Lima também defendeu a política do Mercosul de proibir negociação direta dos Estados membros com outros países. “Solução não é acabar com a união aduaneira, mas rever o processo de decisão. Hoje, ele dura 10 anos. Não pode. O setor privado espera decisões rápidas. Se não imediatas, em até seis meses, e isso já é uma eternidade”, avaliou. “Vamos começar a fazer um esforço para flexibilizar o processo de decisões”, completou.

O presidente da Comissão Europeia, José Manuel Barroso, havia dito que o Brasil precisava “agir logo” para obter boas condições de negociação com a Europa. O acordo está sem definição há 14 anos. O presidente minimizou o Mercosul e disse que o País é o “ponto mais importante” do acordo. Barroso também avaliou que o Brasil pode perder as melhores condições com o avanço das negociações de um acordo transatlântico entre a Europa e os Estados Unidos.

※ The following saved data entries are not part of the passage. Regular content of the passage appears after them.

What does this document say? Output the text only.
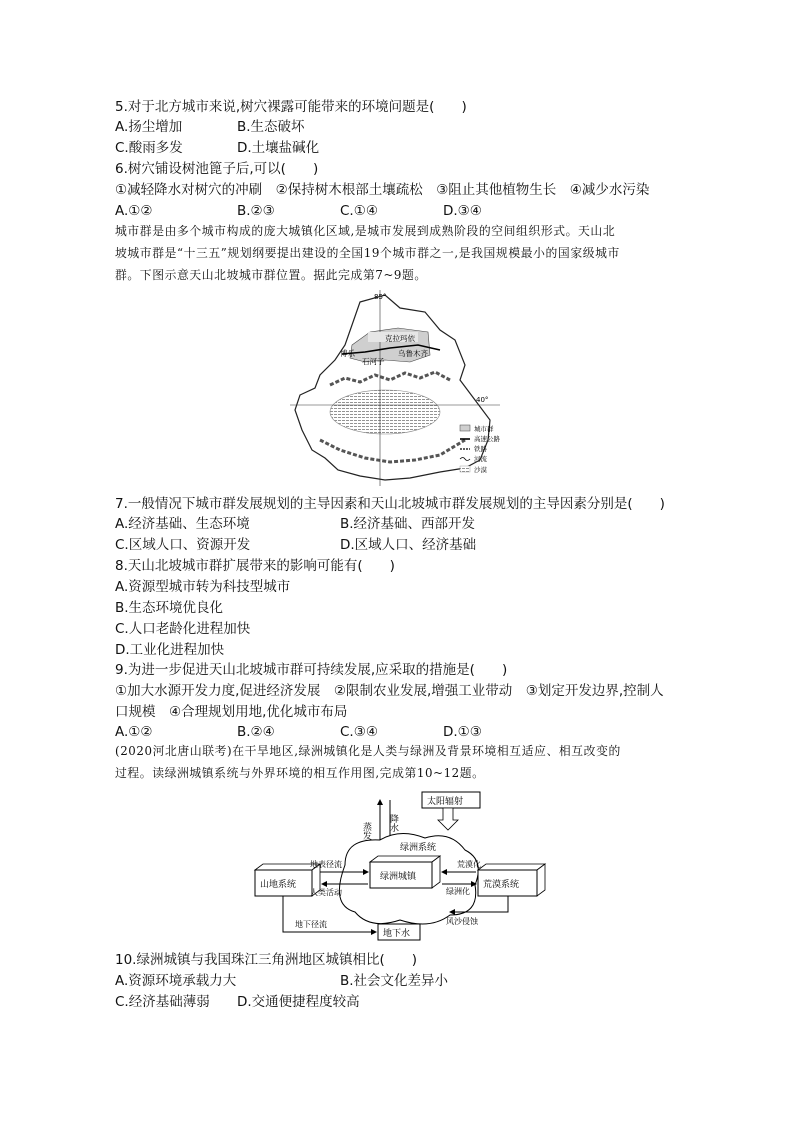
5.对于北方城市来说,树穴裸露可能带来的环境问题是(　　)
A.扬尘增加	B.生态破坏
C.酸雨多发	D.土壤盐碱化
6.树穴铺设树池篦子后,可以(　　)
①减轻降水对树穴的冲刷　②保持树木根部土壤疏松　③阻止其他植物生长　④减少水污染
A.①②	B.②③	C.①④	D.③④
城市群是由多个城市构成的庞大城镇化区域,是城市发展到成熟阶段的空间组织形式。天山北
坡城市群是“十三五”规划纲要提出建设的全国19个城市群之一,是我国规模最小的国家级城市
群。下图示意天山北坡城市群位置。据此完成第7~9题。
85°
40°
克拉玛依
乌鲁木齐
博乐
石河子
城市群
高速公路
铁路
河流
沙漠
7.一般情况下城市群发展规划的主导因素和天山北坡城市群发展规划的主导因素分别是(　　)
A.经济基础、生态环境	B.经济基础、西部开发
C.区域人口、资源开发	D.区域人口、经济基础
8.天山北坡城市群扩展带来的影响可能有(　　)
A.资源型城市转为科技型城市
B.生态环境优良化
C.人口老龄化进程加快
D.工业化进程加快
9.为进一步促进天山北坡城市群可持续发展,应采取的措施是(　　)
①加大水源开发力度,促进经济发展　②限制农业发展,增强工业带动　③划定开发边界,控制人
口规模　④合理规划用地,优化城市布局
A.①②	B.②④	C.③④	D.①③
(2020河北唐山联考)在干旱地区,绿洲城镇化是人类与绿洲及背景环境相互适应、相互改变的
过程。读绿洲城镇系统与外界环境的相互作用图,完成第10~12题。
太阳辐射
蒸发 降水
绿洲系统
绿洲城镇
山地系统	荒漠系统
地表径流
人类活动
荒漠化
绿洲化
风沙侵蚀
地下径流
地下水
10.绿洲城镇与我国珠江三角洲地区城镇相比(　　)
A.资源环境承载力大	B.社会文化差异小
C.经济基础薄弱 D.交通便捷程度较高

Para o diretor do MDIC, entretanto, as negociações precisam ser “bem construídas” para serem favoráveis ao Brasil e ao Mercosul. Lima reconheceu que “problemas se devem a fatores conjunturais dos vizinhos”, citando Argentina e Venezuela. Mas ele relativizou a situação. “Isso passa, os políticos passam. Amanhã, o País pode estar no lugar da Argentina” (AE).